IAEA's Nuclear Energy Management School Opens in U.S.A.
Participants at the three-week IAEA Nuclear Energy Management School in Texas heard presentations from internationally recognized experts on a wide range of activities critical to a sustainable nuclear energy programme. (Photo: T. Karseka/IAEA)
After successful stints in Italy, Japan and the United Arab Emirates, the IAEA's School for Nuclear Energy Management is now underway in Texas, USA. Hosted by the US government and the Nuclear Power Institute affiliated with Texas A&M University, the School will run for another two weeks, until 5 April 2013. Some 24 participants are from countries as diverse as Argentina, Brazil, China, Ghana, Malaysia, Nigeria, Saudi Arabia, South Africa, Turkey, UK, Uruguay, as well as the USA.
The School is part of continuing efforts by the IAEA to address the management challenges in the nuclear industry. It provides a unique international educational experience for young professionals from developing countries and is aimed at building future leadership to manage and support nuclear energy programmes. All participants are carefully selected professionals from ages 28 to 45 with managerial potential in the nuclear industry, academia, government agencies and public sector entities in their countries.
"My main message to you, as future leaders of the nuclear industry, is that everyone involved in nuclear power must have a total commitment to safety," IAEA Director General Yukiya Amano told participants in his opening statement.
"Additionally, governments, operators and regulators must be as open and transparent as is compatible with maintaining safety and security," Mr. Amano said. "If you are honest in acknowledging problems as they arise, you will have more credibility when you explain that nuclear power actually has an excellent safety record."
The school will involve the sharing and transfer of knowledge from internationally recognized experts in a wide range of activities critical to a sustainable nuclear energy programme. Lectures, presentations and group work from the IAEA, Texas A&M, American Nuclear Society, the US Department of Energy, the US Nuclear Regulatory Commission, as well as experts from nuclear facilities and other organizations will ensure that each subject area of the school curriculum is covered by the most competent specialists in the world. Special features of this intensive three-week training include a trip to Atlanta, Georgia, to meet representatives of the Institute for Nuclear Power Operations (INPO) and the World Association of Nuclear Operators (WANO) and a visit to the nuclear power plant construction site of Vogtle Nuclear Power Plant Units 3 and 4 in Waynesboro, Georgia.

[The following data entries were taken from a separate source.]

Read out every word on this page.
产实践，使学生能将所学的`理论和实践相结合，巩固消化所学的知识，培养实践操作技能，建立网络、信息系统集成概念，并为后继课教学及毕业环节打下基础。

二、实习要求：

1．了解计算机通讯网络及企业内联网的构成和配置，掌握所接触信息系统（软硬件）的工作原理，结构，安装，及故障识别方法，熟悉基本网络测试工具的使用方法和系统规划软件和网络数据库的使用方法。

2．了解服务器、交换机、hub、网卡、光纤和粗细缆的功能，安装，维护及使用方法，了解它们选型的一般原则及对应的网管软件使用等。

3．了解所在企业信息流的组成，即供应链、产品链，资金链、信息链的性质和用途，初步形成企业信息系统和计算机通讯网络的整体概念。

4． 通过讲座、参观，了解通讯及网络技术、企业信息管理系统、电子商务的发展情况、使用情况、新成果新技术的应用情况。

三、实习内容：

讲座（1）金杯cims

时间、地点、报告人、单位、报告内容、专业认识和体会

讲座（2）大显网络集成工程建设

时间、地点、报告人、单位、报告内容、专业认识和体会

In his opening statement on 18 March, IAEA Deputy Director General for Nuclear Energy, Alexander Bychkov, told participants: "Nuclear is a very high-tech field and is not without potential danger. I strongly believe that the nuclear manager of the 21st century must be three things: First, a good specialist in one of the nuclear areas such as fuel cycle, reactor technology, reactor physics; second, he or she must have broad knowledge of all nuclear branches; and third, a basic understanding of economics, social science and psychology is required."
"You all are specialists in one of these nuclear areas. So the task of this school is to give you broad knowledge and basic understanding of all these nuclear fields," Mr. Bychkov added.
The School of Nuclear Energy Management in Texas A&M, USA, is the first school to be held in North America; three previous ones were held at The Abdus Salam International Centre for Theoretical Physics (ICTP) in Italy, and one each in the United Arab Emirates and Japan. The US School will be held at two locations, at the A&M University in Texas for the first two weeks and in Georgia for the final week. It also includes technical visits to nuclear plants and facilities in the US.
The programme of study, delivered by IAEA specialists and other international lecturers, covers the most important topics related to the nuclear energy sector.
They include topics such as nuclear power, nuclear fuel cycle and waste management, lessons learned from the Fukushima Nuclear Power Plant accident, energy planning, economics and finance, national nuclear infrastructure development from planning to decommissioning, reactor technologies and selections, nuclear security, emergency preparedness and response, nuclear law, international conventions and relevant mechanisms, nuclear safety, non-proliferation, human resources and knowledge management, stakeholder involvement and public communication.